Benefits of fenugreek

The seeds are used as a spice and medicinal herb by the Egyptians, Greeks and Romans. Because of its antiseptic action, it is used for treatment of wounds and abscesses, rheumatism, gout, eczema, and was seen internally to treat bronchitis and digestive tract problems. Chinese healers offer it to men with fertility problems. In the Middle Ages, it had also been used as a medicinal herb.

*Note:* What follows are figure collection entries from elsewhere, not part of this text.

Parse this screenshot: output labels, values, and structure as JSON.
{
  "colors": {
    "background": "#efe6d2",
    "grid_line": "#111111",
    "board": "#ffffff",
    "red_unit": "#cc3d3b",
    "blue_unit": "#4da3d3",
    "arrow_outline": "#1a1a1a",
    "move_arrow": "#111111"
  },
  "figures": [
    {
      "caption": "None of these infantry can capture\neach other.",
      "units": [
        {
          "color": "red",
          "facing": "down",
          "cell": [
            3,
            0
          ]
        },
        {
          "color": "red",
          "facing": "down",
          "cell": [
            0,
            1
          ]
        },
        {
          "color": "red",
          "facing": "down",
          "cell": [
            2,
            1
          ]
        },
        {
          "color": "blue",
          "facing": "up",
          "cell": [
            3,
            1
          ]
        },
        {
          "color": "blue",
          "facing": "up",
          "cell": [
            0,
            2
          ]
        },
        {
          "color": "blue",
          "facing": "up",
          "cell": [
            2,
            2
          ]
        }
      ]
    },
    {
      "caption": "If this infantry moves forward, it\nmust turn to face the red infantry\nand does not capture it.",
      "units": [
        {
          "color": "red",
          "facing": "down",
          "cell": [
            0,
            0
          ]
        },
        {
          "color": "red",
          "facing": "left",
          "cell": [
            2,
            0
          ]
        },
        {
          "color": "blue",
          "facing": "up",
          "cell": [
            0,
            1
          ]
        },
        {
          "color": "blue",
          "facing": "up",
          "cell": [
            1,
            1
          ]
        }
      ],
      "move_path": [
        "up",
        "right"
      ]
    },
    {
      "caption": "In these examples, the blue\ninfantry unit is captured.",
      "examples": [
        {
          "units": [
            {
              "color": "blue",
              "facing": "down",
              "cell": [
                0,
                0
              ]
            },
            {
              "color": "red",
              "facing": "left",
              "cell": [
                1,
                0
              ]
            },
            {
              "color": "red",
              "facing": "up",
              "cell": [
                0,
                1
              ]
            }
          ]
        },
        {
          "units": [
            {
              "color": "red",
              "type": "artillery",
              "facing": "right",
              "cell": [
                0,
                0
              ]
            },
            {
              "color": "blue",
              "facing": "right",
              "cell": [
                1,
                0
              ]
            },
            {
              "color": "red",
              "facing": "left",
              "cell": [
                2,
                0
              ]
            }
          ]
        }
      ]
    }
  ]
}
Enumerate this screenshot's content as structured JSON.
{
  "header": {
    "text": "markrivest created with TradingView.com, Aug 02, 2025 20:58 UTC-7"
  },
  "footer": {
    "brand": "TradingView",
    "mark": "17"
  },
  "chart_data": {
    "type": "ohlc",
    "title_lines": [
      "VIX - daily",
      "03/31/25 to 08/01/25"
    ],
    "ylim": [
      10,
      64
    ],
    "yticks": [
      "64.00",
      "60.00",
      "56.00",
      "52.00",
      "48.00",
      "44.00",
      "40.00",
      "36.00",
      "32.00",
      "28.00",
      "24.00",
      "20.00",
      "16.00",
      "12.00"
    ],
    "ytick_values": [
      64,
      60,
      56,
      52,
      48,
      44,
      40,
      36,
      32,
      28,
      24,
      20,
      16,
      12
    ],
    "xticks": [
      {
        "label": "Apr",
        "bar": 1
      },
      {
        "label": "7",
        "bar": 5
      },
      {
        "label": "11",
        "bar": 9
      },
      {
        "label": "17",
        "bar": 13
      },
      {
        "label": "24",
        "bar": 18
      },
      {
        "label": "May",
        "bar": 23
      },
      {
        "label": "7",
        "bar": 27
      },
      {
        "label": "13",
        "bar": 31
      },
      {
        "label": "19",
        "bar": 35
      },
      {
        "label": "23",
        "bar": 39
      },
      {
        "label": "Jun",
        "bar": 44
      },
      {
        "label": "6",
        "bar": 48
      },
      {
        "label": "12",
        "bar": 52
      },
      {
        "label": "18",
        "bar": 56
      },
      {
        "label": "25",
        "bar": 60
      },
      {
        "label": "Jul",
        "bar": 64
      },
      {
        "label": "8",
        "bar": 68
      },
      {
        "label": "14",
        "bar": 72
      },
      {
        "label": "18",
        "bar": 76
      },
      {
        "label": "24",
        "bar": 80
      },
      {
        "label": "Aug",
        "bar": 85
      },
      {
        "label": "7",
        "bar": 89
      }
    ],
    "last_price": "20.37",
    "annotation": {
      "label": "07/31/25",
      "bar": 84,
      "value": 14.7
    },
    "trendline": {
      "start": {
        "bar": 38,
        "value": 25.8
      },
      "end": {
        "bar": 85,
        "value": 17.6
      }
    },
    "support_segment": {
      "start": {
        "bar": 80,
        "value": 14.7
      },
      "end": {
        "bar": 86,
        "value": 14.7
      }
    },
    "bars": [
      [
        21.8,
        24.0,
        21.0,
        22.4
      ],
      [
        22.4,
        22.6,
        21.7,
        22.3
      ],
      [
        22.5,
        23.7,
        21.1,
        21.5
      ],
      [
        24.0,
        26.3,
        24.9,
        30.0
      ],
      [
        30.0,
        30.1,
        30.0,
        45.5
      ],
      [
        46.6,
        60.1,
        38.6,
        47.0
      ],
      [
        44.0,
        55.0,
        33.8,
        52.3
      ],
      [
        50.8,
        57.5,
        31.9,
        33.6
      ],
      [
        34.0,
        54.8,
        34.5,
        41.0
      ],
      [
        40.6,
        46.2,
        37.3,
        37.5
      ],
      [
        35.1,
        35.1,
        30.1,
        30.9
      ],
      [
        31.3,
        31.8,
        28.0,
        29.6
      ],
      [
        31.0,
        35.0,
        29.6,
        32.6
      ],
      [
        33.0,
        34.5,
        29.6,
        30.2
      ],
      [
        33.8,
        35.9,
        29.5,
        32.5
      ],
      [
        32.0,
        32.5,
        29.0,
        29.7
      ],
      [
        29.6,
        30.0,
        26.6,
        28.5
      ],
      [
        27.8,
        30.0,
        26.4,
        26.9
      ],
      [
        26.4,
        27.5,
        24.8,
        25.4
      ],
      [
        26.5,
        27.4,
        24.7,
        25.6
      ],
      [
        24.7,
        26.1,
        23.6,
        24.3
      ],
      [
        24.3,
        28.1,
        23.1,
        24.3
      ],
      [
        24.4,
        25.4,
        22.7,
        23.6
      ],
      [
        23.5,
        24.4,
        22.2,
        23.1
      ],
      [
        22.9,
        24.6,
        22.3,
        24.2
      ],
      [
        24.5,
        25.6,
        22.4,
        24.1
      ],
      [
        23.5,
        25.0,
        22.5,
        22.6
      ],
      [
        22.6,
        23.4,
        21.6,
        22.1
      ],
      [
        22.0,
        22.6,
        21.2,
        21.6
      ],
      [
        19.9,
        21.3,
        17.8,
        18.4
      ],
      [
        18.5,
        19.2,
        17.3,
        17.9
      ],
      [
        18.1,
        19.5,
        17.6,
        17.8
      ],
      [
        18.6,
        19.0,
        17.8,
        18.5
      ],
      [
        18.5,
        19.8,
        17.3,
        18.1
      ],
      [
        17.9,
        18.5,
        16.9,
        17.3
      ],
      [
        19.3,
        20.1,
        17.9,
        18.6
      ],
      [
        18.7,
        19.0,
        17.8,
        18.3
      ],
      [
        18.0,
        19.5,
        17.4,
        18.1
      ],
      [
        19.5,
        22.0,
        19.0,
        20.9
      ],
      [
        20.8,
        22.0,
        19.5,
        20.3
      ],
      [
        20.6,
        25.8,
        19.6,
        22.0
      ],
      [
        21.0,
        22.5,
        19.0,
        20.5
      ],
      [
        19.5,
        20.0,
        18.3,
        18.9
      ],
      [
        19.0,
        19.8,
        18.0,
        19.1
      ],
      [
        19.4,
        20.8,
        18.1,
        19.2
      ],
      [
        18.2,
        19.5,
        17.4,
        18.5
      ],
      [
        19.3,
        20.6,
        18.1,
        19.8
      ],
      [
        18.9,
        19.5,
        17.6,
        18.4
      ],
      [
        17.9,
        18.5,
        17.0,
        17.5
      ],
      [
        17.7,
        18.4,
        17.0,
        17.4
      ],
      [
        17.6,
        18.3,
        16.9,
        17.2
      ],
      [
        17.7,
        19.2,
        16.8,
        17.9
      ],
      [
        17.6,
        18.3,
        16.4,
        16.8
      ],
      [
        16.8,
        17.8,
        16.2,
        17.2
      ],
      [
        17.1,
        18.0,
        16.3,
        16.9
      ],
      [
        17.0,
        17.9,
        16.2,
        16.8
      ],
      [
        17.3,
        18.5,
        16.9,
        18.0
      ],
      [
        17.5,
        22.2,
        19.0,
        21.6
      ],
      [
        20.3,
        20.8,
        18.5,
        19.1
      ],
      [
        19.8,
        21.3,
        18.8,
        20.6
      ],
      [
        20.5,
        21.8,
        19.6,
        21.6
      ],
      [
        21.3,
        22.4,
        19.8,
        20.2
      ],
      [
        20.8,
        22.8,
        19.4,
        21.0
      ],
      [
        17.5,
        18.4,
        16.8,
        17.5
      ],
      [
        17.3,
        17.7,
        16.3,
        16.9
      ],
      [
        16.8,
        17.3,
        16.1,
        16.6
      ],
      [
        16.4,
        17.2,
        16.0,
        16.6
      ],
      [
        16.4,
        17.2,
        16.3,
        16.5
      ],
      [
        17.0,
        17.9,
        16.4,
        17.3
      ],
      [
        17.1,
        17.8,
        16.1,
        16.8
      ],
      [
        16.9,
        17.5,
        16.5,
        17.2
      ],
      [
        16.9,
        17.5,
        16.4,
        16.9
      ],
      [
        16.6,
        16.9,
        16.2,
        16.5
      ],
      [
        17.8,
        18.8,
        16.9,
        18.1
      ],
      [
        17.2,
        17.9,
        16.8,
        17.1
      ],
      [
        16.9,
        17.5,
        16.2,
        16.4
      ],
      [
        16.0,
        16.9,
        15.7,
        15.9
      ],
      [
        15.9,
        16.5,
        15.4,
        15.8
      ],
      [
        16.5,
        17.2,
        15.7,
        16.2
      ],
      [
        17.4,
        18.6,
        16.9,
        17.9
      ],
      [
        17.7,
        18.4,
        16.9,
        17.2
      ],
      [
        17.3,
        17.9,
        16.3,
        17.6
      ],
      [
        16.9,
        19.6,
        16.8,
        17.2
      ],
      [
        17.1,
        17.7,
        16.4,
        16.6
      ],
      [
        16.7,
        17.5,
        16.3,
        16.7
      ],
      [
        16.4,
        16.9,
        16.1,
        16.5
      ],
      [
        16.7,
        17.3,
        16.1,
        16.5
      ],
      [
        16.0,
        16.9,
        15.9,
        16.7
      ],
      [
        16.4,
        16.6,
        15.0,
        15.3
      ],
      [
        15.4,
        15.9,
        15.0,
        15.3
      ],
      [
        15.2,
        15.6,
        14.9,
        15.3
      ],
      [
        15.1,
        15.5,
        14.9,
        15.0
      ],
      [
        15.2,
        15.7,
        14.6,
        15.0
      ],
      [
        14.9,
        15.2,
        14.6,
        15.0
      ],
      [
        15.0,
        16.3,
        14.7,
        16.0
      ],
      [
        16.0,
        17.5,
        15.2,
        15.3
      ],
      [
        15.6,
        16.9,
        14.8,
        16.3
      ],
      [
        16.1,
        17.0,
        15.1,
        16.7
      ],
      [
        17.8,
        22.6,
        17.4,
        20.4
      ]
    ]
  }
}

The fresh leaves and twigs of fenugreek are rich in essential oils, vitamins (vitamin C - 120 mg) and other valuable substances. Savory and colorful salt in fenugreek has the ability to awaken the senses. With its strong scent, fenugreek is an aphrodisiac and in the past has been used to revive unconscious people. It stimulates further metabolism and lowers blood sugar levels. Moreover, fenugreek improves appetite and restores the body forces.